Pink is best, but green will do just as well. Both colours represent citizenship for Myanmar's minority Muslim Rohingya.
A camp for the displaced, housing some 3,000 residents in Myebon town in Rakhine state, has been chosen for a pilot project that offers citizenship, only if they meet certain conditions.
More than 1,000 have applied for the identity cards. If they can prove they were born in Myanmar before 1982 and, depending on how many generations of ancestors they can prove lived in what is now Myanmar, they will get either a pink card, the colour denoting full citizenship, or a green one, for naturalised citizens. The latter category gives them freedom to move around the country, but comes with restricted political rights and can be revoked.
But there is one overriding condition to citizenship: the Rohingya must not identify themselves as "Rohingya". Register as "Bengali", the government tells them, and your cases will be reviewed.
The story of the Rohingya is of a people trapped in the politically correct box of their own identity.
The mess that Myanmar's quasi-civilian government, still in a fragile transition to democracy after decades of iron-fisted military rule, has inherited is just one of the end-results of centuries of land and sea migrations, and the setting of post-colonial political boundaries. The Rohingya are, broadly speaking, ethnically South Asian, from the Chittagong region of Bangladesh.
In Rakhine state today, there are three main Muslim communities - indigenous Kaman, Rakhine Muslims whose ancestors have been there for several generations, and historically more recent settlers who began to assume and emphasise their Rohingya identity in the 1940s.
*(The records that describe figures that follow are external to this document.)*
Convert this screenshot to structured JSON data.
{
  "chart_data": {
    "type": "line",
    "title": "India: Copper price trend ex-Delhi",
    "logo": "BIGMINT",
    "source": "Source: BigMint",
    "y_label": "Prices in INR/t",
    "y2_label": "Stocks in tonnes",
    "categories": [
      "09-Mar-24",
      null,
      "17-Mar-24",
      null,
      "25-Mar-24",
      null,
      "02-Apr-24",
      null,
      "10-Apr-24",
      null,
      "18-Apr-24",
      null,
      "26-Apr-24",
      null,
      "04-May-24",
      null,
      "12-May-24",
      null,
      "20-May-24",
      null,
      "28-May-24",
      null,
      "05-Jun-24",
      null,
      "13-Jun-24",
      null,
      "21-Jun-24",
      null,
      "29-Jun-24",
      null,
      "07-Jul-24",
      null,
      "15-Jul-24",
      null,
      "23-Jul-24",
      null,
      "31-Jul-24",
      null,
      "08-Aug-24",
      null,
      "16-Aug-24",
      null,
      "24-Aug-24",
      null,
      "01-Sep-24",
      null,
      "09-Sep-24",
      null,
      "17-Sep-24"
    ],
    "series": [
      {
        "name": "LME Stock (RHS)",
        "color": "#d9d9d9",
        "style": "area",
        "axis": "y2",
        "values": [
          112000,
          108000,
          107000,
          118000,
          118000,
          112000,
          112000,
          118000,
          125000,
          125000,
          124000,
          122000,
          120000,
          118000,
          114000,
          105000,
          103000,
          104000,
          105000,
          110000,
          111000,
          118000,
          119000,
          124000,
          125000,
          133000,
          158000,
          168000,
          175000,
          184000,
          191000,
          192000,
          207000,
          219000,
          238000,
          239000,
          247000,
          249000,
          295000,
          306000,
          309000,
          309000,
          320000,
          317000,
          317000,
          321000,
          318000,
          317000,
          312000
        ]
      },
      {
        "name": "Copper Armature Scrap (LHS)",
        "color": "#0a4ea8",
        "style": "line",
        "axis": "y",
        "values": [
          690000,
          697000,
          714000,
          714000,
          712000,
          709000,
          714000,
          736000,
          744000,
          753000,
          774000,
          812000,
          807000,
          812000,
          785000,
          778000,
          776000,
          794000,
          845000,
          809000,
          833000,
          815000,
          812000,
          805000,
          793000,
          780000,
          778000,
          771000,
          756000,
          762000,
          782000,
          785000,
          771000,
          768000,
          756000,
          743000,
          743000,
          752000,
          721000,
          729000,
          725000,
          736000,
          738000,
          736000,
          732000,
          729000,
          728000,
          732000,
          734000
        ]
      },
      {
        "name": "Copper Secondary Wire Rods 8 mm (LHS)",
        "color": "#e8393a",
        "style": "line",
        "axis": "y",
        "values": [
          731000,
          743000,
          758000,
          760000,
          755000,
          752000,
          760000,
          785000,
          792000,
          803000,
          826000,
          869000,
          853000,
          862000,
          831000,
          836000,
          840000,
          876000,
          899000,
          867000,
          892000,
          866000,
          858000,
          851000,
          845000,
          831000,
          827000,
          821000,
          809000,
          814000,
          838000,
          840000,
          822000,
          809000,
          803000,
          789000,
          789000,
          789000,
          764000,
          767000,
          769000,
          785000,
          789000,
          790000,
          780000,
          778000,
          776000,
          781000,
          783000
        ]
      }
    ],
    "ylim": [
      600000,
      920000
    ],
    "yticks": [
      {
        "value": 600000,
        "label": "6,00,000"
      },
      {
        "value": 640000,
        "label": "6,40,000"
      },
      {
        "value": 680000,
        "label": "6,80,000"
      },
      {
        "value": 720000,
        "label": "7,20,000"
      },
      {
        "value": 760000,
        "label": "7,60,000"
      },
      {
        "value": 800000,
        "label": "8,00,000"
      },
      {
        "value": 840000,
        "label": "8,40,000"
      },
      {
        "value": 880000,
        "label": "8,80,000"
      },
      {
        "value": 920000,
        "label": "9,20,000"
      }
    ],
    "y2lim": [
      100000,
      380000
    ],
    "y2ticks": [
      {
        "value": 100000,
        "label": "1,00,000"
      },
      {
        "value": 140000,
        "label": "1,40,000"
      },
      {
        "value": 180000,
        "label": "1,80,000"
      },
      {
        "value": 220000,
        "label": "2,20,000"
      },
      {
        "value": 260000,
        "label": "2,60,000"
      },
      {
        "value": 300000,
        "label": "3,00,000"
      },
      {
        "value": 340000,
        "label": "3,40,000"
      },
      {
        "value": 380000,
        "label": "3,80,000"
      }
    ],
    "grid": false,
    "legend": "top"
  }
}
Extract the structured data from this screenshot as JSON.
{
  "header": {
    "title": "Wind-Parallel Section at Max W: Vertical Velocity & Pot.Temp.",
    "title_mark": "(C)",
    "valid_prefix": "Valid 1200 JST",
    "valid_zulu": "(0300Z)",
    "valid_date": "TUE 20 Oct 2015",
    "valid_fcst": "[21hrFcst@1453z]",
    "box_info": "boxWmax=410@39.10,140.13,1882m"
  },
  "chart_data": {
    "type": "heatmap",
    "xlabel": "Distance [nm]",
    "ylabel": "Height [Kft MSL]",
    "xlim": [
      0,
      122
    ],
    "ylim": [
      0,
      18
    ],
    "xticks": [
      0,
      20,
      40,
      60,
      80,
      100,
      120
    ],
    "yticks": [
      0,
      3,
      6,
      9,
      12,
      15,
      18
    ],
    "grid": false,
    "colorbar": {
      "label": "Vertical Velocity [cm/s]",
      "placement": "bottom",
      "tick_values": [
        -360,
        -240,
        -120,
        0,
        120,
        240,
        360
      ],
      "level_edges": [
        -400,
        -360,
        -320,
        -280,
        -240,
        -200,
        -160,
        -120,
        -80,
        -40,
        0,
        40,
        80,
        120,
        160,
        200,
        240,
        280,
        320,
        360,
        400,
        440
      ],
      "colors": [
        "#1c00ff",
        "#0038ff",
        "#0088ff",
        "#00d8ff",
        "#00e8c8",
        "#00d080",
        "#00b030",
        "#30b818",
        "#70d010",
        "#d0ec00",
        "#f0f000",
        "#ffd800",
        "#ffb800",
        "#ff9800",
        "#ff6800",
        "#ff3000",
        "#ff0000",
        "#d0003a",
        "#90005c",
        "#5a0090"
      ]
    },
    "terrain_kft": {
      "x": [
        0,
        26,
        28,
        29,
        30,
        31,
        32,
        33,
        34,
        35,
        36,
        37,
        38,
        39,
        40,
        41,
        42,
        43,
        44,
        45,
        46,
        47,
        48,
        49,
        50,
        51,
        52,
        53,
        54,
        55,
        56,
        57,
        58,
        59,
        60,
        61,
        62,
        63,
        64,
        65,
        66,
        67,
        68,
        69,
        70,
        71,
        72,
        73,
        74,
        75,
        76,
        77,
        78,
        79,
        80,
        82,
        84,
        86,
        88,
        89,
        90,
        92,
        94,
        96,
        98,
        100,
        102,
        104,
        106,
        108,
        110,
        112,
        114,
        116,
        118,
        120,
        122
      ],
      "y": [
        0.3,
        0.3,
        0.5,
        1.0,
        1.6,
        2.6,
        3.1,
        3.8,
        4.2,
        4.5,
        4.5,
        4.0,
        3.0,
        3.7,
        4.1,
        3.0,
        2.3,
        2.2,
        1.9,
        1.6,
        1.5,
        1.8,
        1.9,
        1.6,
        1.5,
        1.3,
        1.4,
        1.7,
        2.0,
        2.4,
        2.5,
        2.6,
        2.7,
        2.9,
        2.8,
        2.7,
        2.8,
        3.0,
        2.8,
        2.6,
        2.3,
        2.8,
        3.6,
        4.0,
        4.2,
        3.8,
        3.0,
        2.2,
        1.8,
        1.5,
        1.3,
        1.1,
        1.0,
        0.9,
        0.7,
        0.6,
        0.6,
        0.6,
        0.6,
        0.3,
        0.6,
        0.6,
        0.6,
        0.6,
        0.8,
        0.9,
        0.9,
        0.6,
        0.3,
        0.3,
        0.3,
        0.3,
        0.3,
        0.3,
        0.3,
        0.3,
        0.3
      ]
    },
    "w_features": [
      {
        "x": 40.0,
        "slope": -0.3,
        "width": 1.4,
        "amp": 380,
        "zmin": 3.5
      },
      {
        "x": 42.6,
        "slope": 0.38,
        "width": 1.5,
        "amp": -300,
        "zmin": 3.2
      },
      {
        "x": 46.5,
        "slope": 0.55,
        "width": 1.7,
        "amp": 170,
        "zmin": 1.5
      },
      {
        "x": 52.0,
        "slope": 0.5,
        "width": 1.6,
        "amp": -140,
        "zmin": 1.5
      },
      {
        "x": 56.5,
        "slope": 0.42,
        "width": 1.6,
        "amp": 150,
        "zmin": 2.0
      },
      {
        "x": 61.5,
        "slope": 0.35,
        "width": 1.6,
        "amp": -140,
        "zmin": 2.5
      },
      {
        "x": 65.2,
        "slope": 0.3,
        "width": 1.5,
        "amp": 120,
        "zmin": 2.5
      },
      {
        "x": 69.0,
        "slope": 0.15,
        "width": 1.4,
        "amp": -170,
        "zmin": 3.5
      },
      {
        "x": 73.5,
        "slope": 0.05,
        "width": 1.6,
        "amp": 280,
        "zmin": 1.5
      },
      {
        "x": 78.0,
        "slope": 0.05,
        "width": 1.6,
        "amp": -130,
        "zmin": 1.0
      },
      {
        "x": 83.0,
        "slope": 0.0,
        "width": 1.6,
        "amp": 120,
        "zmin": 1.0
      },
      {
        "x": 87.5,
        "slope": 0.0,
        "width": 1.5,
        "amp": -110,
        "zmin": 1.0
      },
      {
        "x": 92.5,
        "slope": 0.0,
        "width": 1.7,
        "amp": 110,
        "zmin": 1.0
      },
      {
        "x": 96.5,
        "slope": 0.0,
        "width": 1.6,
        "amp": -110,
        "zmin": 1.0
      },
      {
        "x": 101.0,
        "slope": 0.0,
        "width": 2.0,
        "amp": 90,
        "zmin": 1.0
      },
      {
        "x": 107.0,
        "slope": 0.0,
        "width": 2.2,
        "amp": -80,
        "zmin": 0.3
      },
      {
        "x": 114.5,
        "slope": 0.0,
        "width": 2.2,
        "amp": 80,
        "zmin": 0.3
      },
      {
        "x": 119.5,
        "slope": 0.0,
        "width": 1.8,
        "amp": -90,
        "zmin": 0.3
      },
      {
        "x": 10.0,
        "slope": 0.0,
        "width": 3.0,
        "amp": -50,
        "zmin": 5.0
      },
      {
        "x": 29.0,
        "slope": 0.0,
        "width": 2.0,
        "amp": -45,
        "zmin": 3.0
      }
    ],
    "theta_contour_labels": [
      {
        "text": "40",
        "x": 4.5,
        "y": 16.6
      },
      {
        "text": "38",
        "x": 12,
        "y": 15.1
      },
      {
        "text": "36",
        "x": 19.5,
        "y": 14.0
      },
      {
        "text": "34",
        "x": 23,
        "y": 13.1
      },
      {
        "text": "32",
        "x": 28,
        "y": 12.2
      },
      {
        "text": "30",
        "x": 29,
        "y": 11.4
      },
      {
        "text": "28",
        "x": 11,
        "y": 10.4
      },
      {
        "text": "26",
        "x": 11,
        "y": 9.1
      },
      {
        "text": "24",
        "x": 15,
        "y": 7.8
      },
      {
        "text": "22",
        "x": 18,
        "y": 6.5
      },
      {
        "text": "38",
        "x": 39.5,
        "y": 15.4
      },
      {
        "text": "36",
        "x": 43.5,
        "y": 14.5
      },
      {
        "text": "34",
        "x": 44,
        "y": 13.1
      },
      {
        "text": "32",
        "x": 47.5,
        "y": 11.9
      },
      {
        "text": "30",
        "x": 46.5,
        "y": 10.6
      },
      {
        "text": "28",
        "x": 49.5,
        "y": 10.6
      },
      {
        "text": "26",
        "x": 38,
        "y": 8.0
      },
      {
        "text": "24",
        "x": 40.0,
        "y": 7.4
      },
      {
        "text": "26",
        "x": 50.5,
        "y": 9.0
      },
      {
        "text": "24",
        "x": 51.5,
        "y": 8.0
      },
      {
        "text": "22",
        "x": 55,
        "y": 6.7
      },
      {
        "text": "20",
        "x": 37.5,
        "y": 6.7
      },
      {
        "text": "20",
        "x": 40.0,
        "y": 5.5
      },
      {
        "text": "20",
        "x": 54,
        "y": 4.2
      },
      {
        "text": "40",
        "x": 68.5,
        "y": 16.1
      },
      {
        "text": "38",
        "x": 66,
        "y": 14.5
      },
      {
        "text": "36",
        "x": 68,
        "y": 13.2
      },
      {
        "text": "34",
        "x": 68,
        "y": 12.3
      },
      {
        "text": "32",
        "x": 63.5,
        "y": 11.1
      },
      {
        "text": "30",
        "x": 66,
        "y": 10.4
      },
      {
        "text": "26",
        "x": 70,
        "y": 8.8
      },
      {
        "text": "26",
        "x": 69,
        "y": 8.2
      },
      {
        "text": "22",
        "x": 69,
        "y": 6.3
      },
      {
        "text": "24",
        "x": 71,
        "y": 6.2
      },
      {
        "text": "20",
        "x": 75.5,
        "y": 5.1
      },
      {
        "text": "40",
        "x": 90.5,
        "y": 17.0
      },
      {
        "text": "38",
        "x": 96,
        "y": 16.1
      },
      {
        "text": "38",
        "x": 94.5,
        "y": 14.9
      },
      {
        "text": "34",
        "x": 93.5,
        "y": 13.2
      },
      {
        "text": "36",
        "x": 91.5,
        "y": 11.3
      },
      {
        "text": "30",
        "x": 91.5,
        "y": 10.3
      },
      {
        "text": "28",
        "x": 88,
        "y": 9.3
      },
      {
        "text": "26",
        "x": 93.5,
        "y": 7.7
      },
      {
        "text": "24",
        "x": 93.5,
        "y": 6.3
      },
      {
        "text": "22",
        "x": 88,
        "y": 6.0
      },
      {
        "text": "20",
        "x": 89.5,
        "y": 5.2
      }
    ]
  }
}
After Myanmar became independent in 1948, its democratic government accepted the Rohingya, of which there are more than one million in Rakhine state.
When the army took over in the 1960s, it superimposed a brand of Islamophobia on the already complex history and politics of Rakhine state, and the Rohingya were left out of the national idea of Myanmar.
That, ironically, drove them to cling even more tightly to their Rohingya identity, which they later converted into a legal claim to put them on par with the country's 135 recognised ethnic minorities.
Ms Chris Lewa of the advocacy group Arakan Project said: "Of course (the name Rohingya) is blocking the dialogue. But they insist on it so much because there is nowhere else to go."
Rohingya activist groups abroad have put the identity issue front and centre. But this clashes with the nationalism of the over three million Rakhine Buddhists who are the majority in the state.
Like the Rohingya, Rakhine Buddhists have their own sense of victimhood. In 1784, their Rakhine kingdom was defeated by the Burmans or "Bamars".
The Rakhine Buddhists feel squeezed between the majority Burmans to the east, and Muslim- majority Bangladesh to the west. They also feel left out of international humanitarian aid, which goes mainly to the Rohingya.
The issue has also to be seen in the context of right-wing Buddhist nationalism in Myanmar and Sri Lanka. Right-wing radicals in both countries cite a so-called "existential crisis in Buddhism" and identify Islam as a threat.
There are undeniably also deep-seated cultural prejudices and even racism in the mix.
In 2009, a Myanmar diplomat in Hong Kong shocked the diplomatic community when he called "dark brown" Rohingya "ugly as ogres" in an e-mail.
Multiple layers of prejudice are at work, and the narratives have been hijacked by radicals on both sides. "The problems faced by Rakhine state are rooted in decades of armed violence, authoritarian rule and state-society conflict," says an International Crisis Group report released this week.
This political reality means the central government has to tread carefully.
Last month at the Myebon camp, citizenship cards were given to 209 people, including 40 Rohingya.
For the Rohingya, the only thing standing in the way of their becoming a Myanmar citizen is the term "Rohingya". And the government, dealing on the one hand with radical Rakhine Buddhists and with right-wing Burman Buddhists on the other, has made it clear it will not budge from its position.
Yet not all Rohingya insist on the label, especially those in the southern part of the state. And the central government is plodding on with the verification process.
Speaking on the phone to The Straits Times from New York, Mr Vijay Nambiar, the UN Secretary- General's special envoy to Myanmar, said: "The minister of population, Mr Khin Yi, has mentioned publicly to various people, to the international community and the US, that there is no reason to believe that most of the 1.2 to 1.3 million 'Bengalis' in that region are there illegally."
Even those who get the treasured IDs face grave uncertainties. For one thing, citizenship does not guarantee an end to discrimination. Some Rohingya fear that allowing themselves to be tagged "Bengali" could lead to their being regarded as foreigners and deported.
Still, the Myebon exercise offers a glimmer of hope for a group of people whose only other choice is permanent incarceration in squalid camps.
One Muslim woman in the Myebon camp told The Irrawaddy news magazine recently: "We need to agree to whatever they recognise us as, because we have two children… We have to worry for them."
The Myebon experiment shows that some are willing to sacrifice their political identity - and grasp at the straw of hope.